(Background) This artist's conception depicts one possible scenario for the "central engine" of an active galaxy. Two jets of matter are shown moving outward perpendicular to a flattened accretion disk surrounding a supermassive black hole.
(Inset A) Numerical simulations performed on supercomputers can help us visualize key events in the universe. Here a uniform distribution of some thousand stars is spread over a dimension of several hundred parsecs.
(Inset B) As the simulation proceeds, the hypothetical stars congregate preferentially toward the core of the star cluster, forming a "luminosity cusp" of light.
(Inset C) If we could see inside the cusp, an accretion disk would probably be evident, swirling around a giant black hole.
(Inset D) As the accretion disk rotates, tilts, and acquires more matter, jets of matter emerge to cool the environment surrounding the hole.
Studying this chapter will enable you to:
Specify the basic differences between active and normal galaxies.
Describe the important features of Seyfert and radio galaxies.
Explain what drives the central engine thought to power all active galaxies.
Describe the observed properties of quasars and discuss the special properties of the radiation they emit.
Discuss the place of active galaxies in current theories of galactic evolution.
Our journey from the Milky Way to the Great Wall in the past two chapters has widened our cosmic field of view by a factor of 10,000, yet the galaxies that make up the structures we see show remarkable consistency in their properties.

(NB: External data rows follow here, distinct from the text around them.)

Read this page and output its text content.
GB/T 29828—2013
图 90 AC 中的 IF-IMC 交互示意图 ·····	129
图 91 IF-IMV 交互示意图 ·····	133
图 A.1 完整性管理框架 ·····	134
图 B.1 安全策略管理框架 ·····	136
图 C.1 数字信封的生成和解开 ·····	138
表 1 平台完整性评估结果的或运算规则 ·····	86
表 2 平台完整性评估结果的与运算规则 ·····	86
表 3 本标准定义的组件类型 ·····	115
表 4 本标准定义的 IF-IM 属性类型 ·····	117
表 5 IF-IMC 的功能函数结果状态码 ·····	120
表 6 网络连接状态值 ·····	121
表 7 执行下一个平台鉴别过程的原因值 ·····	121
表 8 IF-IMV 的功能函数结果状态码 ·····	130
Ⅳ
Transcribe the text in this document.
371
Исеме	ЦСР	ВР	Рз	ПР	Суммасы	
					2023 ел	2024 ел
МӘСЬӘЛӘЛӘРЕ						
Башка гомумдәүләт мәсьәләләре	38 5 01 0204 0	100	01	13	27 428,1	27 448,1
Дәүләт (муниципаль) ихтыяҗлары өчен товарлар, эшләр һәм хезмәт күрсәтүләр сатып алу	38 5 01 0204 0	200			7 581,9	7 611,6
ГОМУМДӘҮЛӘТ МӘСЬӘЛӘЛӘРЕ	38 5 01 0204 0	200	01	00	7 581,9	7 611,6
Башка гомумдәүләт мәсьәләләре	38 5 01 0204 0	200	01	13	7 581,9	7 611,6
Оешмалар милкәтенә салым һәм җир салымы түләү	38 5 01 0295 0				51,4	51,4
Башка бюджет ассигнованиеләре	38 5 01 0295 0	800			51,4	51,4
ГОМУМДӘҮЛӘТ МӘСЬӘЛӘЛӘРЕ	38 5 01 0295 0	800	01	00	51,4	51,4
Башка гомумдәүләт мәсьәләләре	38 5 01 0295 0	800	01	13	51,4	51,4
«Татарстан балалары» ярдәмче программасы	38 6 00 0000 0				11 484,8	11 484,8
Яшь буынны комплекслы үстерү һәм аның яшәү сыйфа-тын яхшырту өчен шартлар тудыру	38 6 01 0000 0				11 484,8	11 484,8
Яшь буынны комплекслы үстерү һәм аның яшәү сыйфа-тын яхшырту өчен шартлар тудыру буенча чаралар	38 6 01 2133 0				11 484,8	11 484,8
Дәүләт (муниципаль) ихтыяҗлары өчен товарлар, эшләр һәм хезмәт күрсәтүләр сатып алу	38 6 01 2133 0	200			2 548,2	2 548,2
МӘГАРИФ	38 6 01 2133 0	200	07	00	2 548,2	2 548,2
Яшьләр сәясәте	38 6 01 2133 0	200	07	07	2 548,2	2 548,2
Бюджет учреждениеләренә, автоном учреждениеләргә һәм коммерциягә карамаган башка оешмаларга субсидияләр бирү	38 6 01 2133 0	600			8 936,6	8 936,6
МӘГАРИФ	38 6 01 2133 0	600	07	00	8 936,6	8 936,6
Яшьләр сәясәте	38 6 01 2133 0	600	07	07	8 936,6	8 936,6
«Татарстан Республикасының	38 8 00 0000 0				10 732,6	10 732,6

The overwhelming majority of galaxies fit neatly into the Hubble Classification Scheme, showing few, if any, unusual characteristics. However, sprinkled through the mix of normal galaxies, even relatively close to the Milky Way Galaxy, are some that are decidedly abnormal in their properties. Although their optical appearance is often quite ordinary, these abnormal galaxies emit huge amounts of energy—far more than a normal galaxy—mostly in the invisible part of the electromagnetic spectrum. Observing such objects at great distances, we may be seeing some of the formative stages of our own galactic home.